Tuesday, September 19, 2006

Torture is a Traditional Value

John McCain's principled stand against the Bush administration's attempts to gut Geneva Convention protections and legalize torture has earned him much scorn from the right. After selling out recently on numerous issues, it's nice to see McCain has a core of basic decency. It's also nice to see a significant number of Republicans have not been ensnared by the One Ring. But one of McCain's attackers is none other than Louis Sheldon of the Traditional Values Coalition. It seems that, to these people, torture is indeed a traditional value, given the response:
"We encourage all of our supporters and affiliated churches to contact their elected representatives and let them know we support President Bush's efforts to update our methods of interrogating terrorist detainees in order to provide greater protection for our troops and the innocent."
That's right, we want churches to lobby for torture. This is the clearest symbol yet of the depravity, hypocrisy, and moral bankruptcy of much that passes for the pseudo-Christian right. I've blogged a fair amount about the torture issue before. For Catholics at least, the issue is non-negotiable, and I think it is time to quote once again from the Second Vatican Council document Gaudium Et Spes (the Pastoral Constitution on the Church in the Modern World) on this issue:

"The varieties of crime are numerous: all offenses against life itself, such as murder, genocide, abortion, euthanasia and willful suicide; all violations of the integrity of the human person, such as mutilation, physical and mental torture, undue psychological pressures; all offenses against human dignity, such as subhuman living conditions, arbitrary imprisonment, deportation, slavery, prostitution, the selling of women and children, degrading working conditions where people are treated as mere tools for profit rather than free and responsible persons: all these and the like are criminal: they poison civilization; and they debase the perpetrators more than the victims and militate against the honor of the creator."
So, in terms of crimes against the gospel of life, torture is right up there after murder, genocide, and abortion. Tell that to Louis Sheldon. For that matter, tell that to the self-appointed guardians of what Catholics are and are not supposed to treat as non-negotiable for voting purposes (for more about this, see the post I wrote here). You can find the latest incarnation of this group here, and here is their "voter guide", which outlines their five non-negotiable issues: abortion, euthanasia, gay marriage, stem cell research, and human cloning. No torture. Why? Because that would conveniently violate the subtle pretext: vote Republican. This "guide" says it selected the five issues because they "involve principles that never admit of exceptions and because they are currently being debated in U.S. politics". Sounds to me like torture qualifies on both counts, and yet not a single word. Are these people really much better than Louis Sheldon?

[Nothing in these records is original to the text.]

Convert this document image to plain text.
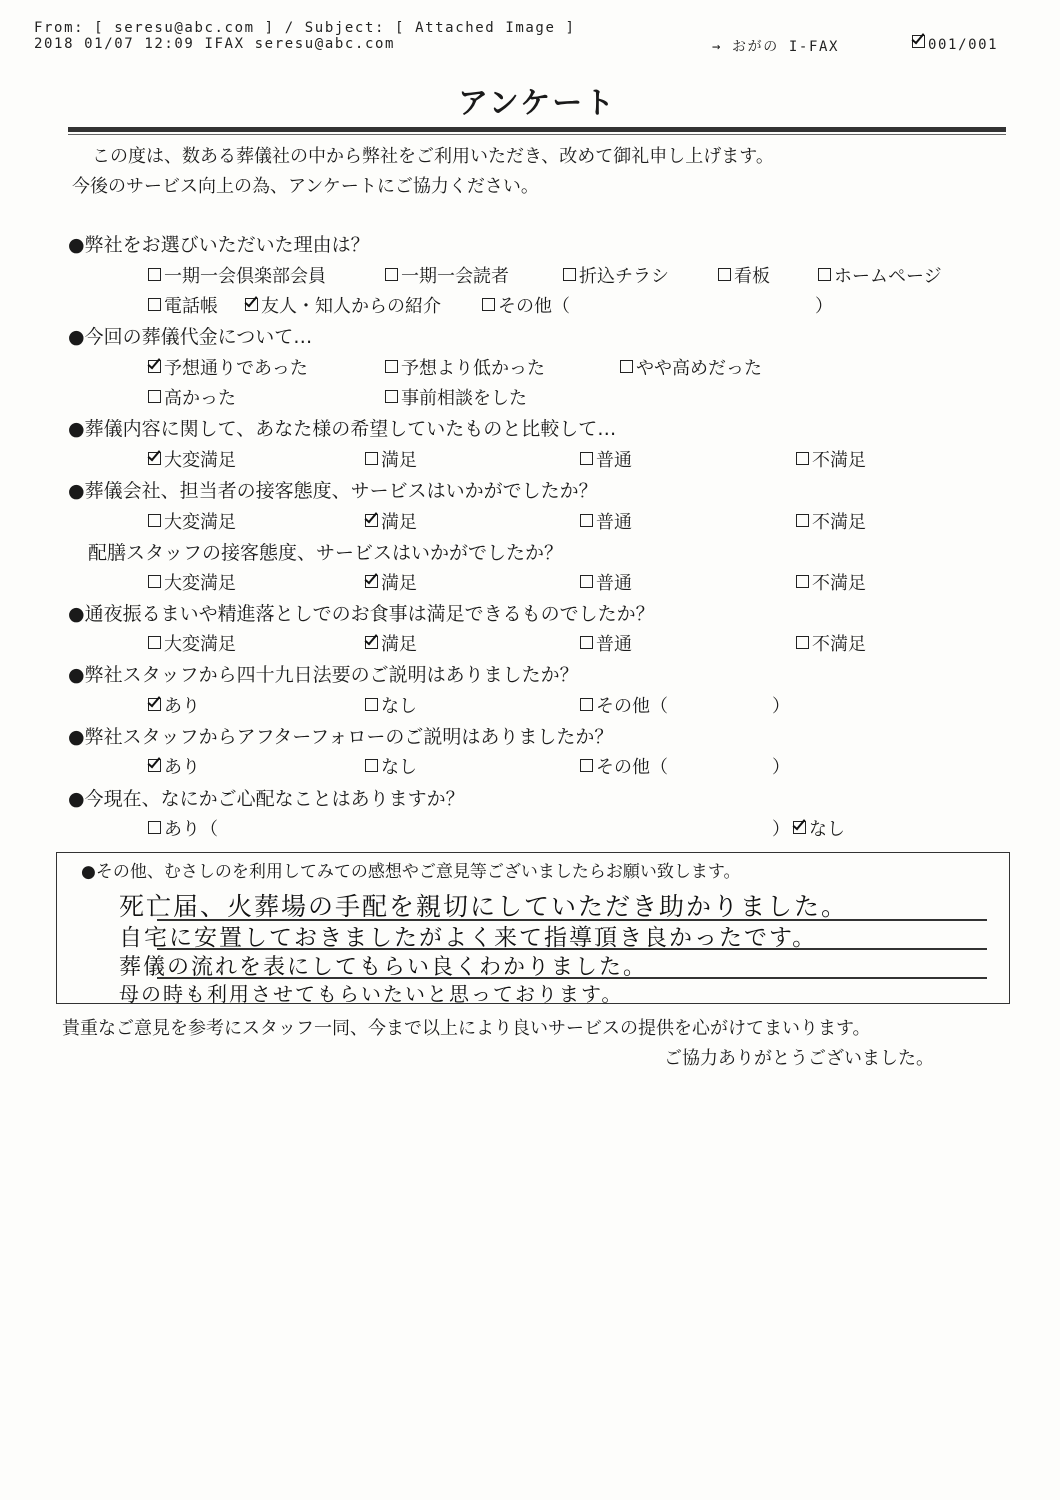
From: [ seresu@abc.com ] / Subject: [ Attached Image ]
2018 01/07 12:09 IFAX seresu@abc.com	→ おがの I-FAX	001/001
アンケート
この度は、数ある葬儀社の中から弊社をご利用いただき、改めて御礼申し上げます。
今後のサービス向上の為、アンケートにご協力ください。
●弊社をお選びいただいた理由は？
一期一会倶楽部会員	一期一会読者	折込チラシ	看板	ホームページ
電話帳	友人・知人からの紹介	その他（	）
●今回の葬儀代金について…
予想通りであった	予想より低かった	やや高めだった
高かった	事前相談をした
●葬儀内容に関して、あなた様の希望していたものと比較して…
大変満足	満足	普通	不満足
●葬儀会社、担当者の接客態度、サービスはいかがでしたか？
大変満足	満足	普通	不満足
配膳スタッフの接客態度、サービスはいかがでしたか？
大変満足	満足	普通	不満足
●通夜振るまいや精進落としでのお食事は満足できるものでしたか？
大変満足	満足	普通	不満足
●弊社スタッフから四十九日法要のご説明はありましたか？
あり	なし	その他（	）
●弊社スタッフからアフターフォローのご説明はありましたか？
あり	なし	その他（	）
●今現在、なにかご心配なことはありますか？
あり（	）	なし
●その他、むさしのを利用してみての感想やご意見等ございましたらお願い致します。
死亡届、火葬場の手配を親切にしていただき助かりました。
自宅に安置しておきましたがよく来て指導頂き良かったです。
葬儀の流れを表にしてもらい良くわかりました。
母の時も利用させてもらいたいと思っております。
貴重なご意見を参考にスタッフ一同、今まで以上により良いサービスの提供を心がけてまいります。
ご協力ありがとうございました。
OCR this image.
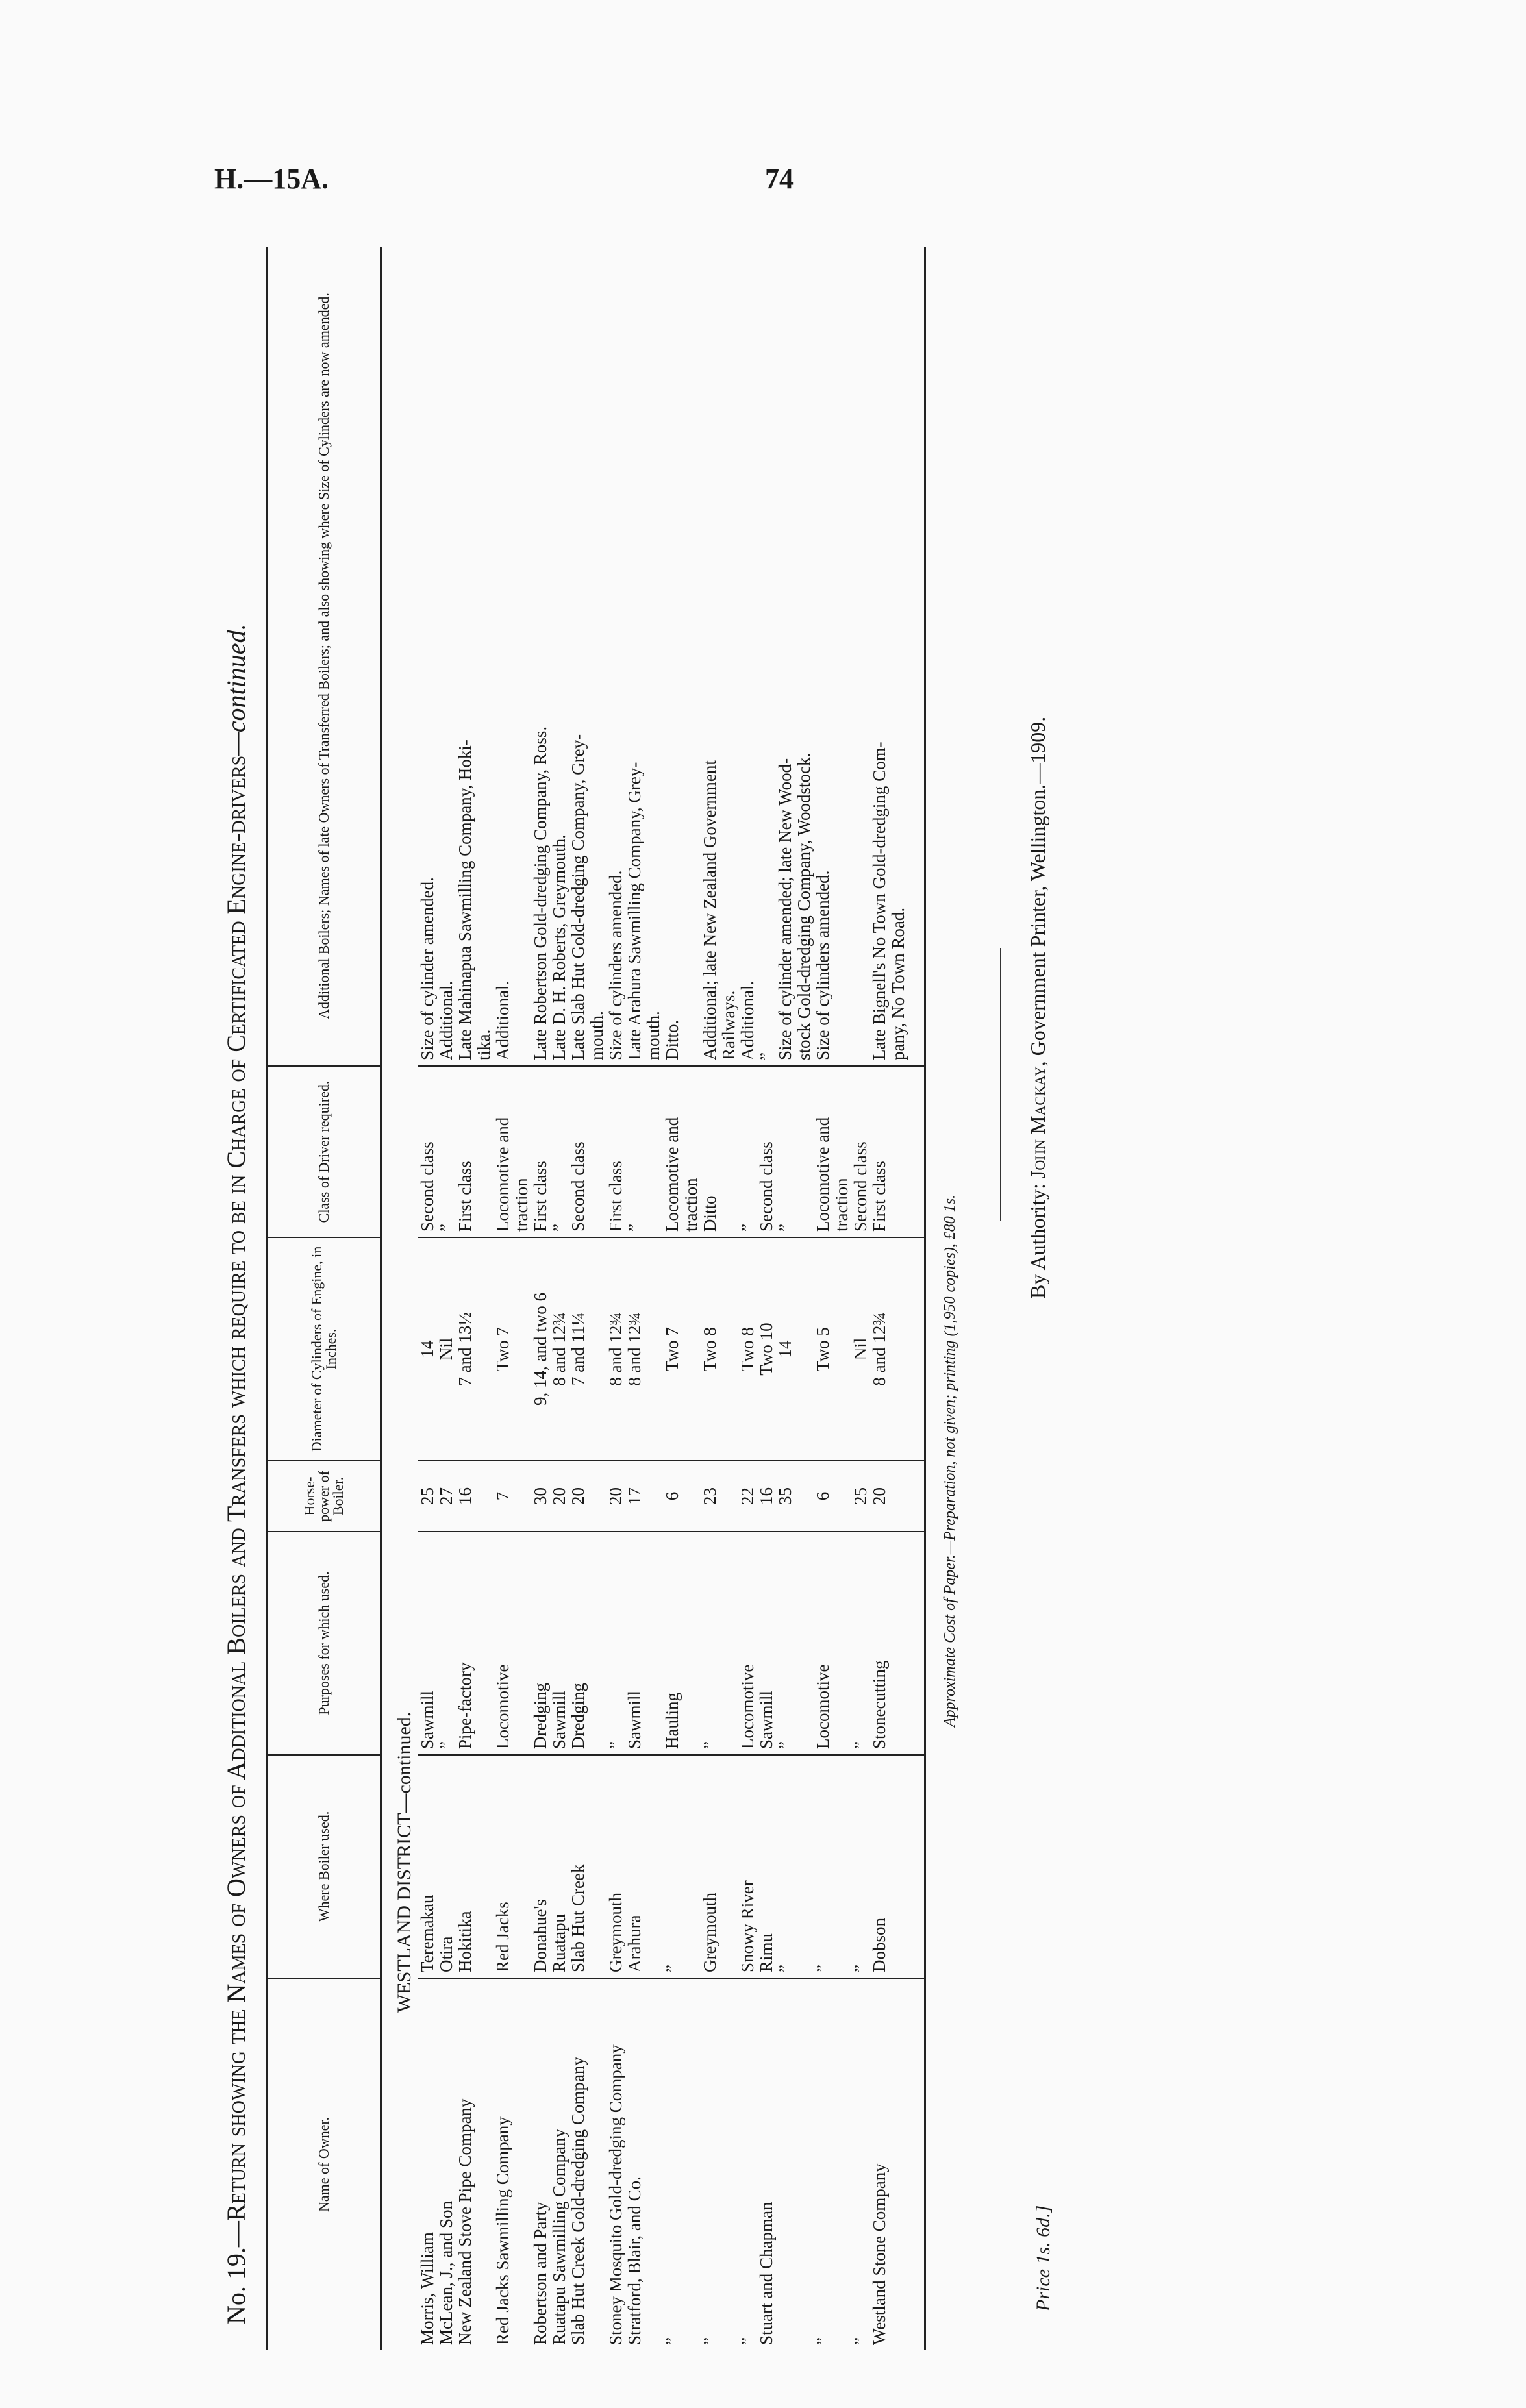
H.—15A.	74
No. 19.—Return showing the Names of Owners of Additional Boilers and Transfers which require to be in Charge of Certificated Engine-drivers—continued.
Name of Owner.	Where Boiler used.	Purposes for which used.	Horse-power of Boiler.	Diameter of Cylinders of Engine, in Inches.	Class of Driver required.	Additional Boilers; Names of late Owners of Transferred Boilers; and also showing where Size of Cylinders are now amended.
WESTLAND DISTRICT—continued.						
Morris, William	Teremakau	Sawmill	25	14	Second class	Size of cylinder amended.
McLean, J., and Son	Otira	”	27	Nil	”	Additional.
New Zealand Stove Pipe Company	Hokitika	Pipe-factory	16	7 and 13½	First class	Late Mahinapua Sawmilling Company, Hoki-
						tika.
Red Jacks Sawmilling Company	Red Jacks	Locomotive	7	Two 7	Locomotive and	Additional.
					traction	
Robertson and Party	Donahue's	Dredging	30	9, 14, and two 6	First class	Late Robertson Gold-dredging Company, Ross.
Ruatapu Sawmilling Company	Ruatapu	Sawmill	20	8 and 12¾	”	Late D. H. Roberts, Greymouth.
Slab Hut Creek Gold-dredging Company	Slab Hut Creek	Dredging	20	7 and 11¼	Second class	Late Slab Hut Gold-dredging Company, Grey-
						mouth.
Stoney Mosquito Gold-dredging Company	Greymouth	”	20	8 and 12¾	First class	Size of cylinders amended.
Stratford, Blair, and Co.	Arahura	Sawmill	17	8 and 12¾	”	Late Arahura Sawmilling Company, Grey-
						mouth.
”	”	Hauling	6	Two 7	Locomotive and	Ditto.
					traction	
”	Greymouth	”	23	Two 8	Ditto	Additional; late New Zealand Government
						Railways.
”	Snowy River	Locomotive	22	Two 8	”	Additional.
Stuart and Chapman	Rimu	Sawmill	16	Two 10	Second class	”
	”	”	35	14	”	Size of cylinder amended; late New Wood-
						stock Gold-dredging Company, Woodstock.
”	”	Locomotive	6	Two 5	Locomotive and	Size of cylinders amended.
					traction	
”	”	”	25	Nil	Second class	
Westland Stone Company	Dobson	Stonecutting	20	8 and 12¾	First class	Late Bignell's No Town Gold-dredging Com-
						pany, No Town Road.
Approximate Cost of Paper.—Preparation, not given; printing (1,950 copies), £80 1s.	By Authority: John Mackay, Government Printer, Wellington.—1909.
Price 1s. 6d.]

Update: Andrew Sullivan draws attention to the words of the National Review's Kathryn Jean Lopez, who expresses scorn for the fact that Mike DeWine is supporting McCain's anti-torture stance. Ah, yes, Kathryn Jean Lopez. This was the women who, upon Cardinal Ratzinger's election to the papacy, pronounced that "The Holy Spirit, it would seem, endorses orthodoxy", obviously casting aspersions on some others in the Conclave (a standard tactic among the Catholic right). Memo to Lopez: the Holy Spirit does NOT endorse torture.